General: The common theme that was impacting fruit, vegetable and agronomic field crops this week was waterlogged, saturated soils as a result of all the rainfall we have had recently. Depending upon the specific crop this is going to have impacts that will range from plant death, to root rots, to fruiting disorders, to reduced yields and secondary plant diseases. (See photo below)
Overall both apples and peaches are still looking good although scouts did note a large increase in both European red mite and 2-spotted spider mites on some varieties of apples. Populations were large enough that miticide treatments were recommended. In the small fruit area strawberry harvest is approaching an end, while some red raspberries will soon begin harvest, and some blueberry varieties also have ripe berries. Grapes are developing fruit which are approximately pea-sized at this point. Scouts are monitoring and trapping for spotted wing drosophila fruit flies and all trap counts are negative at this point.
The biggest issue that scouts are running into is high tunnel management with tomatoes. Tomatoes are ripening and harvest is underway in some tunnels, but some growers need to work on opening up the tunnel to get more air movement and to reduce some of the high relative humidity that can be present. Scouts have noted leaf mold, early blight, sclerotina timber rot, blossom end rot and yellow shoulder in high tunnel tomatoes. (See photo below) Field grown tomatoes are at flower and fruit set with no disease problems currently being reported.
Onions and garlic are developing well in the majority of fields. This past week scouts did find yellow stripe virus, a potyvirus, in garlic. A couple of onion fields have some purple blotch (alternaria), while thrips have remained below treatment threshold level.
Growers have treated for cucumber beetle pressure in squash, pumpkins, zucchini and melons and treatment has been effective as scouts have noted the presence of dead beetles. Other fields have reached threshold level and will need to be treated.
Green snap beans are at a range of development stages as staggered planting continues. Some early plantings are just at harvest ready. Common pest problems include slugs, bean leaf beetle leaf feeding and flea beetles. Currently all pests are below threshold levels.

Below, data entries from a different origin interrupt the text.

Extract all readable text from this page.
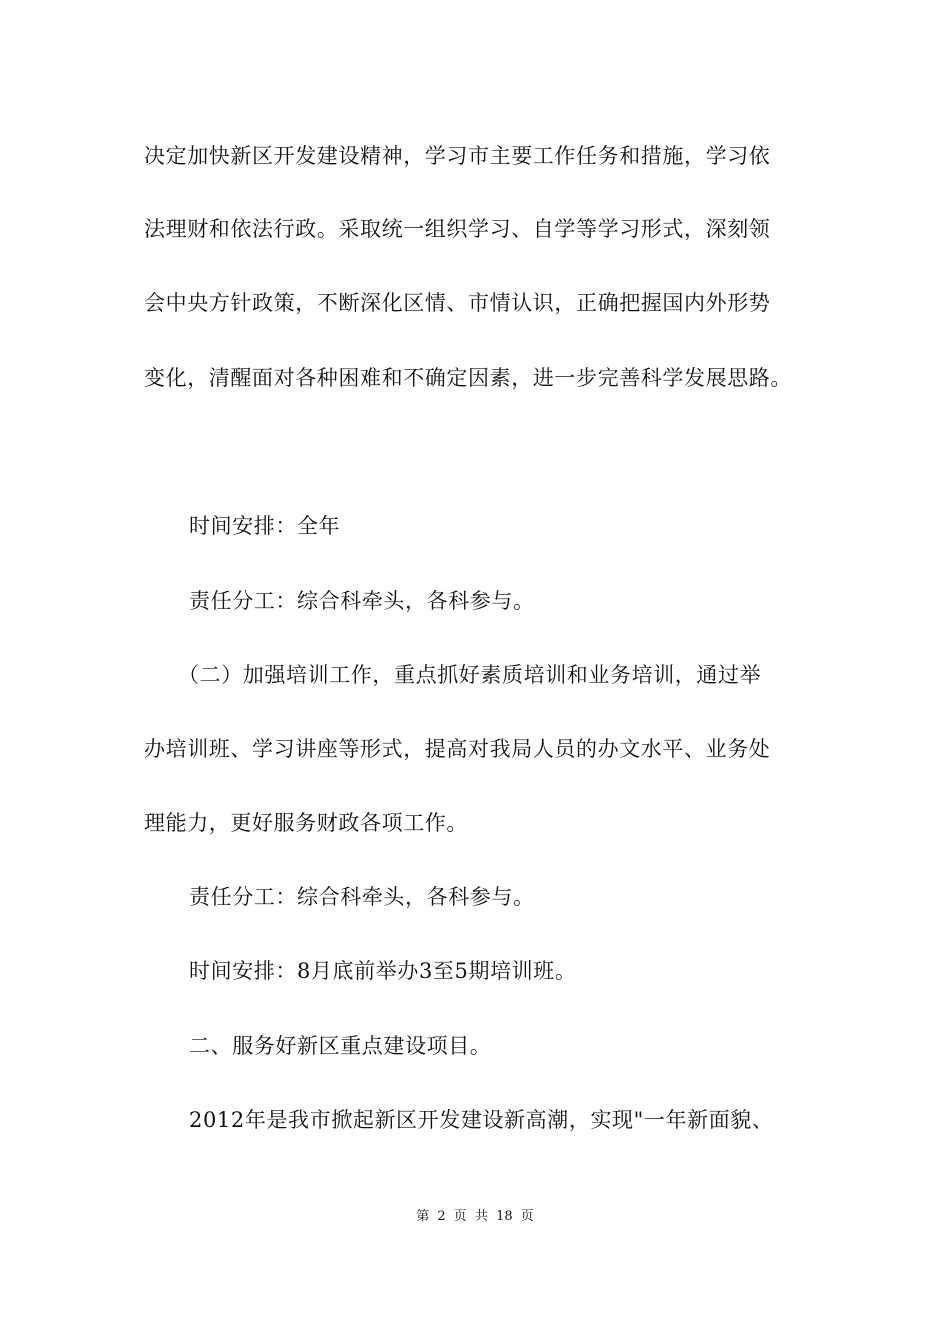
决定加快新区开发建设精神，学习市主要工作任务和措施，学习依
法理财和依法行政。采取统一组织学习、自学等学习形式，深刻领
会中央方针政策，不断深化区情、市情认识，正确把握国内外形势
变化，清醒面对各种困难和不确定因素，进一步完善科学发展思路。
时间安排：全年
责任分工：综合科牵头，各科参与。
（二）加强培训工作，重点抓好素质培训和业务培训，通过举
办培训班、学习讲座等形式，提高对我局人员的办文水平、业务处
理能力，更好服务财政各项工作。
责任分工：综合科牵头，各科参与。
时间安排：8月底前举办3至5期培训班。
二、服务好新区重点建设项目。
2012年是我市掀起新区开发建设新高潮，实现"一年新面貌、
第 2 页 共 18 页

Sweet corn is another crop at various development stages due to staggered planting and growth stages range from V-1 to tassel and silking. Black cutworm leaf feeding is still being detected at low levels not exceeding 10%, while European corn borers feeding damage and larvae are being found. (See photo below)
Many potatoes are in flower and tuber development. Colorado potato beetles is at or above threshold levels in some fields and in others control treatments have been successful in bring beetle numbers down.
Agronomic Field Crops:
Soybeans: The big concern voiced from scouts was ponding and saturated soils. This is a particular concern in soybeans where in many of the fields the crop just seems to be standing still and is not advancing in growth stage. Some damping off has been observed in some portions of some soybean fields. Insect pests present include slugs, flea beetles, bean leaf beetle and Japanese beetles. None at threshold level.
Corn: Corn ranges in development from V-1 to V-9. European corn borer feeding evidence is being found in traited corn, but no live larvae are found. In non-traited corn, European corn borer feeding varies from slight to one field where 49% of the plants sampled showed symptoms of feeding damage. Water ponding is a concern in many fields. Also slug damage is being noted on the lower leaves and slug can be found in areas of heavy fodder. (See photo below)
Alfalfa: Rains are delaying second harvest. Potato leaf hopper (PLH) counts increased this week, averaging between 1 and 9 PLH adults and nymphs per 10 sweep sample, but since alfalfa height is averaging between 15 to 30 inches, these numbers are still below threshold. Other insects noted by scouts include pea aphids, alfalfa plant bug, tarnished plant bug and Japanese beetles. None are at threshold levels.